Chi non fa marca non ha futuro, chi la marca non la può fare si deve associare a chi ha questa possibilità: è stato uno degli spunti più interessanti del congresso sul futuro del biologico in Emilia Romagna, voluto dall’assessore regionale all’Agricoltura Tiberio Rabboni, svoltosi il 24 ottobre a Bologna.
Non è una questione regionale, e nemmeno nazionale: va oltre. Attorno alla marca infatti ruotano in tutto il mondo le possibilità di reddito dei produttori e ruota anche il confronto in atto tra questi e le loro organizzazioni da una parte e la grande distribuzione dall’altra. La gdo infatti ha creato i propri marchi (private labels) del biologico, che vanno dal latte ai biscotti a tutta una serie di altri prodotti e con vari strumenti, soprattutto attraverso i prezzi, cerca di privilegiarli rispetto ai marchi lanciati da produttori e trasformatori.
C’è comunque chi ce l’ha fatta ad imporsi con questo strumento fondamentale per avere un filo diretto con il consumatore su vasta scala, uno strumento che richiede investimenti nella comunicazione e nel marketing, oltre che una organizzazione logistica che nessuna azienda di piccole e medie dimensioni si può permettere.
Ce l’ha fatta Almaverde Bio, ci sta provando Alce Nero Mielizia. "Sì, sembrava una follia – ha detto a Bologna Renzo Piraccini, presidente di Almaverde Bio – fare la marca nel biologico, ma ci siamo riusciti. Crescere nella gdo comunque resta una impresa difficile mentre più facile è crescere fuori. Comunque, la strada del biologico non è e non sarà facile perché per imporsi servono livelli di efficienza difficili da raggiungere e da mantenere. Chi sostiene il contrario dice purtroppo banalità anche se è vero che il potenziale di crescita del bio, per chi sa affrontare il mercato, è ancora enorme".

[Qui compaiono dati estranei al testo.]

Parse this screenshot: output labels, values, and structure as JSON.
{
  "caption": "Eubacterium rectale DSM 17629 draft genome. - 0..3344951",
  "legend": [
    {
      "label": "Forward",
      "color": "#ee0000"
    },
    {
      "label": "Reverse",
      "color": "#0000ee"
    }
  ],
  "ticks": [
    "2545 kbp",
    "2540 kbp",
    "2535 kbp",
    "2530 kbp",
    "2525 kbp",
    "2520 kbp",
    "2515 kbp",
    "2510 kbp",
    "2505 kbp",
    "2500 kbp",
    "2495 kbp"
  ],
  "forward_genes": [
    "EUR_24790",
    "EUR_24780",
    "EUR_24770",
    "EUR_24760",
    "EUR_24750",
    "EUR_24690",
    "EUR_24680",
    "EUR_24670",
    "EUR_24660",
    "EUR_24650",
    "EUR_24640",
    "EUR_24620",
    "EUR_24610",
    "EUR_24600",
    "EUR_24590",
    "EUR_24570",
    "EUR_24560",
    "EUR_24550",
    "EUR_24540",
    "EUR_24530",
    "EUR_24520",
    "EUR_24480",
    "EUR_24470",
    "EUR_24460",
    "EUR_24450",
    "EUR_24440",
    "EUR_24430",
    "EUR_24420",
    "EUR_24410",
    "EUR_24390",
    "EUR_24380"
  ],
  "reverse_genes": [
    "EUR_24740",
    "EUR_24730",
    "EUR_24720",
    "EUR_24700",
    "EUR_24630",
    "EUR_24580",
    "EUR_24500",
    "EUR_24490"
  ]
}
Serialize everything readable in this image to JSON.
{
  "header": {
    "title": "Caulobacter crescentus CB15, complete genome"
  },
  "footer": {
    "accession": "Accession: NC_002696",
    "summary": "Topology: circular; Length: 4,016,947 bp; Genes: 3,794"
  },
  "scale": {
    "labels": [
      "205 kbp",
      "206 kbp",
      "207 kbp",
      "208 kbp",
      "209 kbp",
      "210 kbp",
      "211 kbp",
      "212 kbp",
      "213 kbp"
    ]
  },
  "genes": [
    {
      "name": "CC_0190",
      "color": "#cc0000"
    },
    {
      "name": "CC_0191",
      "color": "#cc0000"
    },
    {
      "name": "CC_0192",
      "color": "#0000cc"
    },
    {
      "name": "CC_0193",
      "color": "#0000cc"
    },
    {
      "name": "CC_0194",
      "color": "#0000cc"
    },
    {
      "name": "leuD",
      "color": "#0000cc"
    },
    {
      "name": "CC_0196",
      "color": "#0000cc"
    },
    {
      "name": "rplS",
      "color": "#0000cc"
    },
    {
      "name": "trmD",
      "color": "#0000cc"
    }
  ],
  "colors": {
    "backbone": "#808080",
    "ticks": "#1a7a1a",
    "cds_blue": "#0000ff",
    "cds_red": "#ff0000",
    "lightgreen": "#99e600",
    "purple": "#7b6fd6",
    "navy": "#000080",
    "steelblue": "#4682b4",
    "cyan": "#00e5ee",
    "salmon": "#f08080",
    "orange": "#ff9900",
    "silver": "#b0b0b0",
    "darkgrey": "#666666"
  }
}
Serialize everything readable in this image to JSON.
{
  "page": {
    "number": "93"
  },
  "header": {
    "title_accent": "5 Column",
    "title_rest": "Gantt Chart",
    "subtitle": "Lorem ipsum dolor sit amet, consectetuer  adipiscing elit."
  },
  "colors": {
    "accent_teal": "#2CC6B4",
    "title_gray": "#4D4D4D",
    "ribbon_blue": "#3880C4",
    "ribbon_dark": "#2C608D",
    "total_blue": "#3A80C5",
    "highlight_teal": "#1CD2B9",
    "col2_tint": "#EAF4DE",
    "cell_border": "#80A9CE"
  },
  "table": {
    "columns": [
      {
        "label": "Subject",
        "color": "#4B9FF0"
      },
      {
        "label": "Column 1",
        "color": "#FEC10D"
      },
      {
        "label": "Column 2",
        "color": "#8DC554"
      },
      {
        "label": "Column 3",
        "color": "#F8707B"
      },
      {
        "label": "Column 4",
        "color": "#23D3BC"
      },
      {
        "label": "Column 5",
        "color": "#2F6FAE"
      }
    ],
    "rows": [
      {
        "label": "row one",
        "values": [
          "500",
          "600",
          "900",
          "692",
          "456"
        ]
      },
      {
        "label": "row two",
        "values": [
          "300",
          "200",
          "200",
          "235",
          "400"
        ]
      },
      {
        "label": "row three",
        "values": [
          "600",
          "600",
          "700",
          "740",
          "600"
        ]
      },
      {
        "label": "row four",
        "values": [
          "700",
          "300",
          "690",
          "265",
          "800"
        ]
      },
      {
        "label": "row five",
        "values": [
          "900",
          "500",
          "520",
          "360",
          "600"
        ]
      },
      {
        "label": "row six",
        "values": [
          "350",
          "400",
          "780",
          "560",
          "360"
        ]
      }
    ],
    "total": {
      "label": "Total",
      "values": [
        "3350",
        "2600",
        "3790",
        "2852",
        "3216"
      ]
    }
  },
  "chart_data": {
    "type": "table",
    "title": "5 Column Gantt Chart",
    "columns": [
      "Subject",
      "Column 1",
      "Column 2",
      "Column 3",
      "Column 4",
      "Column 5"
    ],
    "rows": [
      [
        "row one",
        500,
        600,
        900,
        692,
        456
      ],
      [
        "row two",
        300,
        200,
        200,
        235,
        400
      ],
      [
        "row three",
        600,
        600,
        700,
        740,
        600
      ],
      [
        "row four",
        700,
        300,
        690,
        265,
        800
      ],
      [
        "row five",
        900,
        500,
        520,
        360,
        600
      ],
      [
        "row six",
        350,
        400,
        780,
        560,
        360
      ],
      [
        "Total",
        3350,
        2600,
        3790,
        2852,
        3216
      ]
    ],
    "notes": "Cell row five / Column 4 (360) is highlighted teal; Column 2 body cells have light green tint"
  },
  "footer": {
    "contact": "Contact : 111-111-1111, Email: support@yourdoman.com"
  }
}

Coincide largamente questa analisi con quella di Massimo Monti, amministratore delegato di Alce Nero Mielizia: "I meccanismi di mercato di oggi sono complessi, difficili da gestire. La marca è il mezzo per parlare al consumatore e la politica di marca ha i costi che ha per i grandi marchi dei prodotti convenzionali e per noi che siamo in una nicchia". Il biologico, secondo Monti, soffre anche per l’inefficienza della filiera che "penalizza la parte agricola non consentendole di essere retribuita in modo adeguato".